DONATI PRIMA DELL’EUROPEO. Il problema è noto e i risultati della Nazionale di Devis Mangia, col turbo fino alla finale del torneo ma poi schiaffeggiata 4-2 dalla ben più esperta Spagna, offrono i numeri di tutto ciò. Tuttavia, la cessione di Donati merita di essere guardata con più obbiettività e attenzione: perché il ragazzo è reduce da un Europeo ottimo sì, ma non perfetto. Lo sarebbe stato se contro gli iberici non avesse sbagliato la gara, andato in panne più di una volta sulla fascia destra. E bisogna considerare anche che nei mesi prima il terzino aveva giocato tantissimo al Grosseto, in Serie B, club zavorrato da un -6 iniziale e arrivato ultimo con la peggior difesa della categoria; in Toscana tantissimi si stupivano per la sua incostanza, brillante nei match dell’Under 21, irriconoscibile con la maglia biancorossa addosso. E ora che Donati ha 23 anni e in Serie A si è fatto pure qualche partita (al Lecce, nel 2010-11, senza però lasciare troppo il segno), non appare così matto chi ha poca voglia di scommettere sui suoi margini di miglioramento.
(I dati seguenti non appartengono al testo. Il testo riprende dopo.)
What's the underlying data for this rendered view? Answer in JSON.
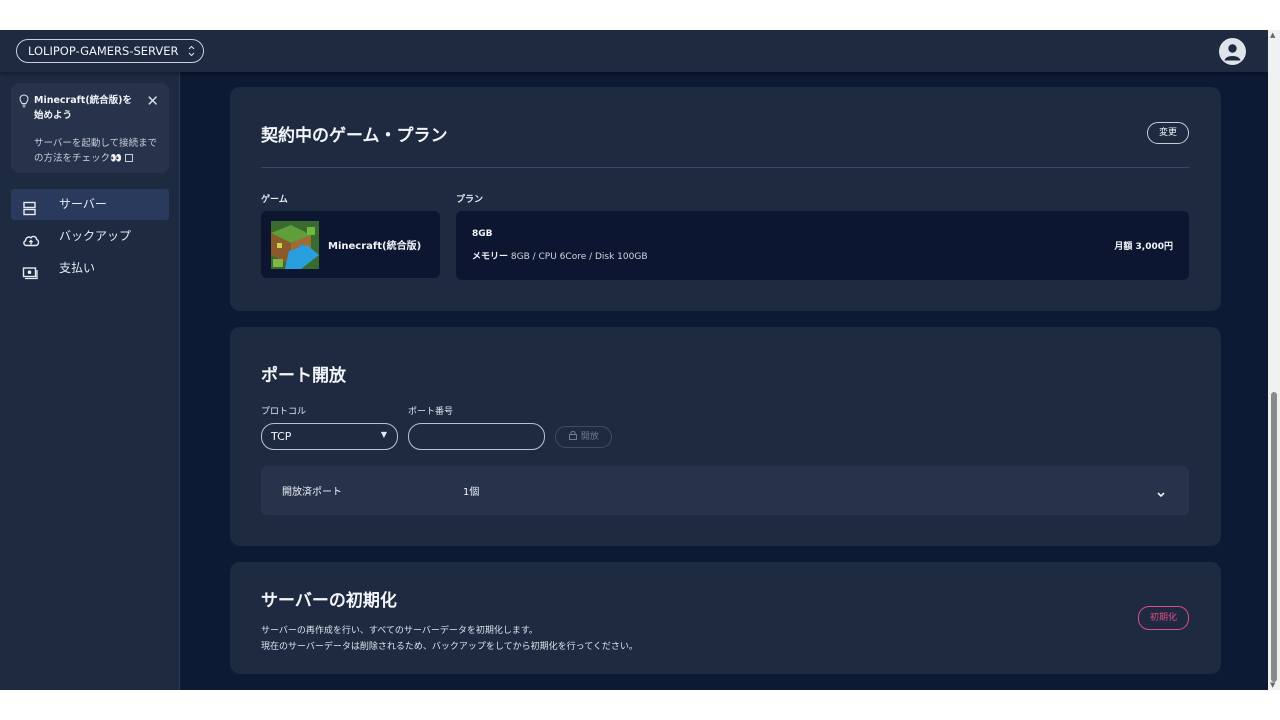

IL BAYER OFFRE TANTO. Certo, forse l’Inter avrebbe potuto provare a pazientare ancora, magari mandarlo in prestito a qualche club italiano e ripensare tra un anno se tenere il giocatore o meno. Ma bisogna considerare anche il valore dell’offerta del Bayer: 3 milioni di euro. Non pochi per un giocatore che ora sulla carta vale meno di un terzo di quella cifra (dati transfermarkt.it), e che negli ultimi mesi si è pure svalutato. Quando mai si ripresenterà la possibilità di monetizzare tanto un giocatore che oggettivamente da tempo non rientra nei piani di Via Durini? Meglio lasciar partire subito un ’90 per quella cifra e pazientare invece con chi, più giovane, fuori dai vivai del Centro Facchetti non ha affatto sfigurato, e ha molta più possibilità di trovarsi la maglia nerazzurra addosso tra qualche anno: Duncan, Bardi, Bianchetti, Crisetig, Longo. E chi si lamenta delle scarse scommesse nerazzurre sui giovani e dell’alta età media del pacchetto offensivo, apra gli occhi e guardi a chi saranno i prossimi acquisti nerazzurri: Icardi e Belfodil. Un 20enne e un 21enne.